Of course there is also the problem of fame being largely indistinguishable from notoriety, or simply being well-known, in this culture. And this is strictly a one-way phenomenon, gender-wise -- men are not writing female killers in prison with offers of marriage, nor would men be clustering around some suspected "merry widow" type, unless she happened to be hot or rich. It may be a more mercenary approach, but at least it makes more sense, and unlike Peterson's potential paramours, they're not putting themselves in harm's way.

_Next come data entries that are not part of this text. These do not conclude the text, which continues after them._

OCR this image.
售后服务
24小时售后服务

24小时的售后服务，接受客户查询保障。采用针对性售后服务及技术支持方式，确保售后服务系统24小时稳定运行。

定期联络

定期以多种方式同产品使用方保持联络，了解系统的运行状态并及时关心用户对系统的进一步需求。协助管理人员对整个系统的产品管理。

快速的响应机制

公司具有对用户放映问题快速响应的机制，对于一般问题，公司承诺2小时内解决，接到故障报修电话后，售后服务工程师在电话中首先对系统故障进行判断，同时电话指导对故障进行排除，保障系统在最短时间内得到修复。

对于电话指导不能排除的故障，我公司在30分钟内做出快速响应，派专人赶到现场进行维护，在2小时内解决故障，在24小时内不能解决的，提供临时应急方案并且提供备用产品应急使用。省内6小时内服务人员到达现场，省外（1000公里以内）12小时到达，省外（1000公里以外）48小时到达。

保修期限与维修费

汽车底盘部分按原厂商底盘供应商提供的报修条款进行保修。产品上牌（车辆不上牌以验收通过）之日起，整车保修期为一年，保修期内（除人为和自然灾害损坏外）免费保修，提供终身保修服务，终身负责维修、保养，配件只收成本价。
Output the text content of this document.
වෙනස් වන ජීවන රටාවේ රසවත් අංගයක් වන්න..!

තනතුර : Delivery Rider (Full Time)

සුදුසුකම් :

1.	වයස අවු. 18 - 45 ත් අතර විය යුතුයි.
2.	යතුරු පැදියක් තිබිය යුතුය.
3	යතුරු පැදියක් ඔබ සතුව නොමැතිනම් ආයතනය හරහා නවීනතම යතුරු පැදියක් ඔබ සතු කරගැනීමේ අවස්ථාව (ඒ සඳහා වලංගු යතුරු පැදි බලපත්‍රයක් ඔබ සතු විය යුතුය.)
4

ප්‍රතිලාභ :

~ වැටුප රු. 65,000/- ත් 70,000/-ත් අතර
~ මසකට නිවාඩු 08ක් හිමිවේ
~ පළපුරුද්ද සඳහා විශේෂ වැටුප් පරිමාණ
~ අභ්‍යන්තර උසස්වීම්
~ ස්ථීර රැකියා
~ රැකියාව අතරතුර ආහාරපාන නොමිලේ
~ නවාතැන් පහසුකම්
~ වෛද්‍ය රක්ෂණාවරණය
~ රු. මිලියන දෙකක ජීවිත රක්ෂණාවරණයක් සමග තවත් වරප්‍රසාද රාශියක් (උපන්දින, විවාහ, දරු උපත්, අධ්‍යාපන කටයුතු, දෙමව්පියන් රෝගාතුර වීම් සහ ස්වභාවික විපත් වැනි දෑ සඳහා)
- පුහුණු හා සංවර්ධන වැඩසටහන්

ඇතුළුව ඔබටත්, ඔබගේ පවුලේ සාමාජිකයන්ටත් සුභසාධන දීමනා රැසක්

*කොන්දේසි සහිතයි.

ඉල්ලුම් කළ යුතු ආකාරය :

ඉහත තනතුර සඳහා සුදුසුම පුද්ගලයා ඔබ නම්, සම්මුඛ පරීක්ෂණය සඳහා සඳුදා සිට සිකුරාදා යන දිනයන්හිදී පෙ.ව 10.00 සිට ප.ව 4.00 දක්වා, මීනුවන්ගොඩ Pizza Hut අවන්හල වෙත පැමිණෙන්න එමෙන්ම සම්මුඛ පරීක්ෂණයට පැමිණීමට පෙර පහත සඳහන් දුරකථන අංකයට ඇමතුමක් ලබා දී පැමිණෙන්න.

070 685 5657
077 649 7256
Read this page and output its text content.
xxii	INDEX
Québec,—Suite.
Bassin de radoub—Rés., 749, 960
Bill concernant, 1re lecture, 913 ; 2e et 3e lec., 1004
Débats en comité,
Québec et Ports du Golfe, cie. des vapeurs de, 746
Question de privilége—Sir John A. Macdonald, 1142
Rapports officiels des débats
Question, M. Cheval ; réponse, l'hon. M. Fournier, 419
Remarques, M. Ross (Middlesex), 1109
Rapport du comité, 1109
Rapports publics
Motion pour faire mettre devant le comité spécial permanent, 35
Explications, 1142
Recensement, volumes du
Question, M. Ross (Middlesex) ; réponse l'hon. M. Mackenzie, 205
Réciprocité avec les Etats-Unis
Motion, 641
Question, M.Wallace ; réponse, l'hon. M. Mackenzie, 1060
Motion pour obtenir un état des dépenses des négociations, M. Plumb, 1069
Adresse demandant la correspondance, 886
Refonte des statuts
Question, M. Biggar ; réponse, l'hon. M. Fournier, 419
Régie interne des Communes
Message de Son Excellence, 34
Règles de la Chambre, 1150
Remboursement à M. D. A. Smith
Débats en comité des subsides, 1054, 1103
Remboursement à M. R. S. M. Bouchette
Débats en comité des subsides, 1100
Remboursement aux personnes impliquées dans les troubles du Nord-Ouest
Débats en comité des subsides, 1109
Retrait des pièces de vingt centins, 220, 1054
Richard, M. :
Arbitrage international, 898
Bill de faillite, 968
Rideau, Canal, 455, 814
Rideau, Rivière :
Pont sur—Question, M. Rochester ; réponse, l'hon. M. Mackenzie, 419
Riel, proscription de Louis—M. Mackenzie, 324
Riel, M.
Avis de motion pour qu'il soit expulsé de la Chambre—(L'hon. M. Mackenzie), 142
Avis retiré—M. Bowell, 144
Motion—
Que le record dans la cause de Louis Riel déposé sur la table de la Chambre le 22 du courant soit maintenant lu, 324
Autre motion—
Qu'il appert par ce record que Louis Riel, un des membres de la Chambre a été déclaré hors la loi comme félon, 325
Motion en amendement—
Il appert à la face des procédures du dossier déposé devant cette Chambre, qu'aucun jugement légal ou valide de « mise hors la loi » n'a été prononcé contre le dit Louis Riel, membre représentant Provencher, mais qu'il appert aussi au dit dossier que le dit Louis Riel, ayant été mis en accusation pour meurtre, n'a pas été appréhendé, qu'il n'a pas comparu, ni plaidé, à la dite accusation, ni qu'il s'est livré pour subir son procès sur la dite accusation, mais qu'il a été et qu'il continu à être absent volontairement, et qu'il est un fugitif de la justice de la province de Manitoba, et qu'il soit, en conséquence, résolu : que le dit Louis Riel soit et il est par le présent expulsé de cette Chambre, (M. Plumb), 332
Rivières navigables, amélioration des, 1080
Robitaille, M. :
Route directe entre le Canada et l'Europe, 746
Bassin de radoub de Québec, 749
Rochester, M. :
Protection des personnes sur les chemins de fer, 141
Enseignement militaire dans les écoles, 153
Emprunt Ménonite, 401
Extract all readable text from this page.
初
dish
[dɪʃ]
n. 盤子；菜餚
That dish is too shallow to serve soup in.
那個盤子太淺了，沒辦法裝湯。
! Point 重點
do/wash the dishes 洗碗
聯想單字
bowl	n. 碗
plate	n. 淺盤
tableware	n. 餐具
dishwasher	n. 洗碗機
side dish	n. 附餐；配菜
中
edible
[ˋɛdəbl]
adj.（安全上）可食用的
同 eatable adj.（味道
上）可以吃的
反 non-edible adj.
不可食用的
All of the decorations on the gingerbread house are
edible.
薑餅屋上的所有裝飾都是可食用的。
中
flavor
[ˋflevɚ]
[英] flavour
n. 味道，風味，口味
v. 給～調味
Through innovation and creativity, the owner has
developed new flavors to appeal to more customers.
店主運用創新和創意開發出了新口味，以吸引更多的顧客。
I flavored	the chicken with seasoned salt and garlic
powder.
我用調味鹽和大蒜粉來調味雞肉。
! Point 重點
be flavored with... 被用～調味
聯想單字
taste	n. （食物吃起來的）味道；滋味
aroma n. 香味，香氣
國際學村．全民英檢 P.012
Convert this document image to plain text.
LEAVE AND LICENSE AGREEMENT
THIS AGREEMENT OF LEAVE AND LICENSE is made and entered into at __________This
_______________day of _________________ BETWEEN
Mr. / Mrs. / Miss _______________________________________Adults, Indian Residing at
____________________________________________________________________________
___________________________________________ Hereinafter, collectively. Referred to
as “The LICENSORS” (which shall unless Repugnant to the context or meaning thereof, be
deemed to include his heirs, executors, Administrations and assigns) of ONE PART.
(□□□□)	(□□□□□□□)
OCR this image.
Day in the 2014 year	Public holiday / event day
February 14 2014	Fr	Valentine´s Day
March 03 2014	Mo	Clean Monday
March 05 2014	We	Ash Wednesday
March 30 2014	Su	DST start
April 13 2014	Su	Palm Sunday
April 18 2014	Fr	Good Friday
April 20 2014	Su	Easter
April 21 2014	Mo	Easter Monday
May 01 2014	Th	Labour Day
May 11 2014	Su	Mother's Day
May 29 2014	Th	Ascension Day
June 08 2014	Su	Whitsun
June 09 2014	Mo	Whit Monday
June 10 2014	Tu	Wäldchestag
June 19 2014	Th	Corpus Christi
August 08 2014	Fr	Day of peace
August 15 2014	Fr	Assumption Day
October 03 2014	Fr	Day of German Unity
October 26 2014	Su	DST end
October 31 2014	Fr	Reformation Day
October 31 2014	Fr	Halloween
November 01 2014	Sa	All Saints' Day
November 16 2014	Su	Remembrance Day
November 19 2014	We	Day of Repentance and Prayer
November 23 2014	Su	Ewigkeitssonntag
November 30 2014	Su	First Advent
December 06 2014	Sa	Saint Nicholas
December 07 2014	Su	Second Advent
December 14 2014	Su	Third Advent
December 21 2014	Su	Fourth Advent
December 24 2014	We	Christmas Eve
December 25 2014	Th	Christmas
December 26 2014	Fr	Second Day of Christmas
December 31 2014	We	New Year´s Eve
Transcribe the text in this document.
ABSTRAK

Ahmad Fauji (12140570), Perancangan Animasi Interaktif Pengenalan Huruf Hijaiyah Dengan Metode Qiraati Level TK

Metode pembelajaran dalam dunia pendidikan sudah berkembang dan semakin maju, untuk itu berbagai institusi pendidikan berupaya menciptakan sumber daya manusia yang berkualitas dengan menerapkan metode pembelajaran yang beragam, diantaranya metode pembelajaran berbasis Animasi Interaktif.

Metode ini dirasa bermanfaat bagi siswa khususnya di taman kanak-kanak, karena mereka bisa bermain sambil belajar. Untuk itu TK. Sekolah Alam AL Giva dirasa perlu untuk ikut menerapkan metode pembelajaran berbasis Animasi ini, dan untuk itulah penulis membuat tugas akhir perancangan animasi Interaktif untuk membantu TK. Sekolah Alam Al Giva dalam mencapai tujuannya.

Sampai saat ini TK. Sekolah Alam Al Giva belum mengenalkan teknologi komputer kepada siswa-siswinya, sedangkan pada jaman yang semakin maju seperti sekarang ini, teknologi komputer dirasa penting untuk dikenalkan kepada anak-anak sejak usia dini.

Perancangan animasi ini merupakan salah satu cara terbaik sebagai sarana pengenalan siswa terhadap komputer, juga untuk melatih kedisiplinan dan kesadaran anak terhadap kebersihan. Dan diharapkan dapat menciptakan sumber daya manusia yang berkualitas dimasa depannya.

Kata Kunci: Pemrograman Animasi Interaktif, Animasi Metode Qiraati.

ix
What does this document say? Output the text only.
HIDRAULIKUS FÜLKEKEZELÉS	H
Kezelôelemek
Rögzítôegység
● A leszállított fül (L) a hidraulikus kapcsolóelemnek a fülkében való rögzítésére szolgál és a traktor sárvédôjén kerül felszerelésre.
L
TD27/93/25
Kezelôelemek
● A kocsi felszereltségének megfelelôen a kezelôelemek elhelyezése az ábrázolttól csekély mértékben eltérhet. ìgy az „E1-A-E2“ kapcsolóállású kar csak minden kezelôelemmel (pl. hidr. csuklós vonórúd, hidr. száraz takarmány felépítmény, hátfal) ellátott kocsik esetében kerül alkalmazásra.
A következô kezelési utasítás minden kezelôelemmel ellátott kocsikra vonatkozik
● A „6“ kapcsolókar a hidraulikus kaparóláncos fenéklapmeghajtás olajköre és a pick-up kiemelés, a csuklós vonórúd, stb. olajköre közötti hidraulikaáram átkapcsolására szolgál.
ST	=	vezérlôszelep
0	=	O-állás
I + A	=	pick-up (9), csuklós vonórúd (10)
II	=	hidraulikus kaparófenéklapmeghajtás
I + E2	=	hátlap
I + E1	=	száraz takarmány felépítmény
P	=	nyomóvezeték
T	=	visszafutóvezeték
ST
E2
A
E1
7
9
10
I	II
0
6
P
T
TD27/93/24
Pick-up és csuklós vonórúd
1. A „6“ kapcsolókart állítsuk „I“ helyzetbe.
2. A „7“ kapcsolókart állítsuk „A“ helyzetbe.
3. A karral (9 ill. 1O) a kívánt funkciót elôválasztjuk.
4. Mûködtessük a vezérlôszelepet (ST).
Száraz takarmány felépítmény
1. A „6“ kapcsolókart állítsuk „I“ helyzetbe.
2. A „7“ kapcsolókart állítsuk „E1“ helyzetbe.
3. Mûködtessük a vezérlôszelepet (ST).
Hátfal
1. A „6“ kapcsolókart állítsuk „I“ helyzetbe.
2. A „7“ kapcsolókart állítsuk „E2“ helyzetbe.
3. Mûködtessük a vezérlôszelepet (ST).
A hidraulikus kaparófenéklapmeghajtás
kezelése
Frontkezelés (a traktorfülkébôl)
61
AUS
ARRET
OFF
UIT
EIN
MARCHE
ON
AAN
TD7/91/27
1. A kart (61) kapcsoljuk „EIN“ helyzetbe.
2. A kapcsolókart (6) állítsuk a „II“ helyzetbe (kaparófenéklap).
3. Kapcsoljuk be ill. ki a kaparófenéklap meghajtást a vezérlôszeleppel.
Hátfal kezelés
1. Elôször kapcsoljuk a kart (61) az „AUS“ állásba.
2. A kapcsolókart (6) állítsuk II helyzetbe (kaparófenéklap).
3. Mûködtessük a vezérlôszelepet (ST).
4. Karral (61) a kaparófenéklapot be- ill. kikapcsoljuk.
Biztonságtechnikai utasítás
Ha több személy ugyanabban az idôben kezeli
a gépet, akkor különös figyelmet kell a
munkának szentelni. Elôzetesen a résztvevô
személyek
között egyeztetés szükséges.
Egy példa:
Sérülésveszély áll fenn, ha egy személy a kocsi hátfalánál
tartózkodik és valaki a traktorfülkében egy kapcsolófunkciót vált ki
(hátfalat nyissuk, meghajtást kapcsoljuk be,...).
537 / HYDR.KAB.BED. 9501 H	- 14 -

The "bad boy" thing has always cracked me up; since I was in several bands and rode motorcycles right out of high school, I tended to get some of those "bad boy" groupies. I certainly didn't discourage it. But the women who wanted the real "fuck 'em and chuck 'em" type of bad boy, guys with deep-seated substance abuse and impulse control issues, then wondered why they were treated like shit, I avoided those broads like the plague. They're nuts. They look for a certain type that, in their weird low-self-esteem mindset, they think they can "change". This is already a signal; who the hell wants to be with someone they think they need to change in the first place?
Thumbnail analyses are always troubling to begin with, because of the potential for broad-brushing. Most women obviously have more sense than to pursue someone like Drew Peterson, or to marry Richard Ramirez. But the women who are that deluded, they don't need some sob-sister nonsense about how their childhood fucked them up. Everyone's childhood fucks them up one way or another; the key is what they do with it, whether they choose to perpetuate their issues, or to grow the hell up and move on. Someone needs to grab these women by the shoulders and ask them what they're thinking.